An important moment of friendship
The presidents' walk along the ruins of Oradour was the most important point on the agenda of Gauck's three-day visit to France. The event was broadcast live on French television for three hours, and in Germany, media interest was great as well.
Even Gauck himself didn't expect such great sympathy and interest. To him, it showed that his decision to visit this place of past horrors as the first leading German politician was the right one. For Gauck, it was a gesture of reconciliation. He said he had come to Oradour humbly, adding that the trip brought up many emotions for him, presidential as well as personal ones.
Joachim Gauck was born in 1940 and said it was hard for him that after 1945 "you had to hate yourself for being German" because of what earlier Germans had done. Now in his old age, he said he represented a country "one can stand by." Hollande said in his speech in Oradour that the visit was an "extraordinary event" and praised the dignity with which Gauck and Germany today face the country's barbaric Nazi past.
The two presidents get along well.

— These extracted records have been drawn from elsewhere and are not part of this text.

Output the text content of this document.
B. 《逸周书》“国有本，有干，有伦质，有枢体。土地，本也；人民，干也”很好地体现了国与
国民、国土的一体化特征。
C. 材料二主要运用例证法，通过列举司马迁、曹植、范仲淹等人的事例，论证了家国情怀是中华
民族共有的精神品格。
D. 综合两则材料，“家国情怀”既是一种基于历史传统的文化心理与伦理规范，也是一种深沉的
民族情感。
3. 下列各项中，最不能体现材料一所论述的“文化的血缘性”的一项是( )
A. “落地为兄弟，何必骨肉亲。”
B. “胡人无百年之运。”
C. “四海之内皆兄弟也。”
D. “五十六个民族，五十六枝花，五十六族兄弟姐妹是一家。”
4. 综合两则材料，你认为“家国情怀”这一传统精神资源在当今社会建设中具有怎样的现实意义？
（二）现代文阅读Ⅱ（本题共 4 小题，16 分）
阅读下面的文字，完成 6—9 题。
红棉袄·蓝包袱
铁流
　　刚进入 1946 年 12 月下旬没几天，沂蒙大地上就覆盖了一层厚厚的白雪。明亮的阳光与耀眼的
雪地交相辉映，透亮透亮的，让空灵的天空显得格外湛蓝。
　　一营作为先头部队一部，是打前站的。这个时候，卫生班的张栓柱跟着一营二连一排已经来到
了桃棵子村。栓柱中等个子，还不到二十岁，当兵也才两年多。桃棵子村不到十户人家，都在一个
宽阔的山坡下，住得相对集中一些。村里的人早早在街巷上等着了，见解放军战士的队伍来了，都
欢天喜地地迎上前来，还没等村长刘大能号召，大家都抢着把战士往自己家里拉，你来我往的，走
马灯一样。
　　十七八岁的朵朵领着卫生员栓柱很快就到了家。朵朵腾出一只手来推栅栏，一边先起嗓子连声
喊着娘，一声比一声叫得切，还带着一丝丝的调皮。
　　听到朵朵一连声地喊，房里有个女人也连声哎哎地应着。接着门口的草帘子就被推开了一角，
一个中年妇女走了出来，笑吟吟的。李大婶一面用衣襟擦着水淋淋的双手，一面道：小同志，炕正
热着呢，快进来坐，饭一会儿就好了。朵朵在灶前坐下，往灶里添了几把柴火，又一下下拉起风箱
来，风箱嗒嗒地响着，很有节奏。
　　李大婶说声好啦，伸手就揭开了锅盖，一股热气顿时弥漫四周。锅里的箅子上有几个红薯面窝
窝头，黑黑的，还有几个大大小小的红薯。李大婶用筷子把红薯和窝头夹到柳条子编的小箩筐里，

They openly speak about the political differences in their countries. That's why their friendship can withstand differences of opinion as well, both politicians said. The main test at the moment is Germany's decision not to intervene in Syria while France has called for military action after a chemical weapons attack in Damascus at the end of August.
Gauck explained in France that Germany had to act differently because of historical and legal reasons. The day before the trip to Oradour, Hollande repeated that the situation wouldn't calm down as long as Syrian President Bashar al-Assad was in power.
In Oradour, in front of history's ruins, the French president explained why he considers a reaction so important. The "scream of Oradour," according to Hollande, isn't just a symbol, but a promise not ignore screams elsewhere in the world when people are massacred.
"Unacceptable things cannot be quietly accepted," Hollande said. ""e owe that to the victims of Oradour."
A different Germany
Gauck signed the book for honorary guests on Oradour's cemetery and wrote that he assured people that "there is a different, a friendly Germany now that displays solidarity." It's obvious how important Gauck's words are, especially in this place and for people all over France. Gauck became familiar with the dark chapter of the German Nazi-regime from his own autobiography and that gives his words an added persuasiveness and emotion.
Positive pictures from Oradour
Hollande also has a personal connection to the past events. For several years, he was mayor of Tulle, a city 100 kilometers away from Oradour. Here, the same SS-unit had hanged 99 men the day before the massacre in Oradour. Hollande talked about the annual silent march in Tulle and the "women who put up garlands on the balconies where the bodies of the killed men hung."
The hand holding, followed by the embrace the presidents shared with a survivor became the symbolic pictures for the day in Oradour. Later, the presidents embraced again for many seconds, holding on to each other.
Many killers got away
Oradour left many wounds in France. Among the perpetrators were 14 men from the French Alsace region who had been forcefully recruited. They were convicted after the war, but later, French parliament voted for amnesty, giving in to pressure from the Alsace representatives. As a result, 20 communities around Oradour entered an administrative strike against orders from Paris for many years. Hollande said the reconciliation process took decades.
Gauck talked about the bitterness he shared with many attendees of the event - bitterness about the fact that most of the German murderers weren't brought to justice. "That is my bitterness. I'll take it back to Germany with me and I will talk about it in my country," Gauck promised. He said he would not be silent.